Das USMCA soll darüber hinaus US-Farmern einen besseren Zugang zum kanadischen Milchmarkt verschaffen, von dem sie nach eigenem Bekunden bisher faktisch ausgeschlossen sind. Dazu ändert Kanada sein strenges Quotensystem. Umgekehrt setzte die Regierung in Ottawa durch, dass kanadische Firmen aus einer ganzen Reihe von Branchen weiterhin ein unabhängiges Schiedsgericht anrufen können, wenn sie sich in einem der Partnerländer Dumpingvorwürfen ausgesetzt sehen. Damit will Ottawa vor allem die eigene Holzindustrie schützen, über die US-Konkurrenten immer wieder klagen. Unterhändler der künftigen mexikanischen Regierung erreichten, dass das Land die Kontrolle über die eigenen Öl-Vorkommen behält. Kritiker hatten befürchtet, dass US-Konzerne die Liberalisierungspolitik der scheidenden Regierung nutzen könnten, um sich besonders lukrative Ölfelder unter den Nagel zu reißen.

Die drei Präsidenten finden das Abkommen gut - Kanadas Milchviehalter protestieren

Trump bezeichnete das überarbeitete Handelsabkommen als "wunderbare" und "historische" Vereinbarung, die "die vielen Mängel und Fehler von Nafta beseitigt, Märkte für unsere Landwirte und Industrieunternehmen in großem Stil öffnet, Handelsbarrieren für die USA beseitigt und alle drei beteiligten großen Nationen im Wettbewerb mit dem Rest der Welt eint". "Glückwunsch an Mexiko und Kanada", schrieb der Präsident im Kurzmitteilungsdienst Twitter.
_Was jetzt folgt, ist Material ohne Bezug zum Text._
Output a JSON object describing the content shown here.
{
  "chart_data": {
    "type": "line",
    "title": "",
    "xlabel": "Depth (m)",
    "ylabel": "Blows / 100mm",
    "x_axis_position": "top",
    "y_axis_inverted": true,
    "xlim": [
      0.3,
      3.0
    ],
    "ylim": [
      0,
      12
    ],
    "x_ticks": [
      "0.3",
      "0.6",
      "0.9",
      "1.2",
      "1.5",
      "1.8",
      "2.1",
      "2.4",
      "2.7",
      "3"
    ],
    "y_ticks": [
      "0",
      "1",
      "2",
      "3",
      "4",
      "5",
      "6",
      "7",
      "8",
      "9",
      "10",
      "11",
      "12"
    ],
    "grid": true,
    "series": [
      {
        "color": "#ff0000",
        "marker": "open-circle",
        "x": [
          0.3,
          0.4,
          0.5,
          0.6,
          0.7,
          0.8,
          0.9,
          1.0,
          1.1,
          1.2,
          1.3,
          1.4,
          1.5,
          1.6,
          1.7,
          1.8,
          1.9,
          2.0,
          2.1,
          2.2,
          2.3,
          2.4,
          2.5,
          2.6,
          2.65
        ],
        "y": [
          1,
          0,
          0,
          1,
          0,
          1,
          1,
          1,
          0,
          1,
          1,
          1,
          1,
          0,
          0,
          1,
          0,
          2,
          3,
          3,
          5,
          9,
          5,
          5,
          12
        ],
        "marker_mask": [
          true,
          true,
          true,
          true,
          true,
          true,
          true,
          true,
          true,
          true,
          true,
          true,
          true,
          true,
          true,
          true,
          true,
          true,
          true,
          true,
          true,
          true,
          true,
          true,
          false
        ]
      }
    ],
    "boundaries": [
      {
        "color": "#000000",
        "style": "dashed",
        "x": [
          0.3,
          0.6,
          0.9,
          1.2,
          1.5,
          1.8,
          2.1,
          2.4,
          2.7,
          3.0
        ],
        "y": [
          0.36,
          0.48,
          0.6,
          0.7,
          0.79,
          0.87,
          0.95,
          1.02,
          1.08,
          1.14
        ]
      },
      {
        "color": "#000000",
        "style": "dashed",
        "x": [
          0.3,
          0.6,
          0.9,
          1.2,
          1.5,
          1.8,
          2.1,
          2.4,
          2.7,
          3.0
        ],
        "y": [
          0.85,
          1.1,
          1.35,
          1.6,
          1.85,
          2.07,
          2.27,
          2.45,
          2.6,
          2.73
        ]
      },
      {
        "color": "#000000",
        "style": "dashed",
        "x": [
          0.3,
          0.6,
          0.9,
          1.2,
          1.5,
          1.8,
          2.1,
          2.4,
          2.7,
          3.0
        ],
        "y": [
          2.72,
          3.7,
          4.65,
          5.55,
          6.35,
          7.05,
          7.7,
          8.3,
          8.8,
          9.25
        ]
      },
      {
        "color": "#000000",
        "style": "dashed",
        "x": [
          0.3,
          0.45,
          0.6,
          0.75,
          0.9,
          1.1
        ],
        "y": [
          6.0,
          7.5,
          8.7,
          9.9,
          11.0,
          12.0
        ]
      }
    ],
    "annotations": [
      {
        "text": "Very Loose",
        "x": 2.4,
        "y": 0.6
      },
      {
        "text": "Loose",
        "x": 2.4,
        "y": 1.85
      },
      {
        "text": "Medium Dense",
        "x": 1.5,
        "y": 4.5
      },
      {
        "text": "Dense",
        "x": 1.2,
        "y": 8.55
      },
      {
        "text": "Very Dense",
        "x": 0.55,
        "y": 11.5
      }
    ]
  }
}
Während die Reaktionen aus der Wirtschaft zunächst zurückhaltend ausfielen, zollten Globalisierungskritiker wie die eher linksgerichtete Verbraucherschutzorgansisation Public Citizen Trump Lob. Das ist im laufenden Kongresswahlkampf für die oppositionellen Demokraten durchaus ein Alarmsignal.

Kanadas Premier Justin Trudeau und Mexikos Außenminister Luis Videgaray sprachen von einem guten Tag für ihre Länder - eine Sicht, die die Vereinigung der kanadischen Milchviehhalter umgehend zurückwies. "Wir können nicht erkennen, was an dieser Vereinbarung gut für die 220 000 kanadischen Familien sein soll, deren Lebensgrundlage Molkereiprodukte sind", erklärte der Verband.

Die deutsche Wirtschaft hofft nun auf ein Abkommen auch zwischen der EU und den USA, befürchtet allerdings zugleich eine stärkere Abschottung Nordamerikas. Die Börsen reagierten erleichtert. Sie hatten befürchtet, dass der Streit in schwächere bilaterale Verträge münden und globale Lieferketten beeinträchtigen könnte.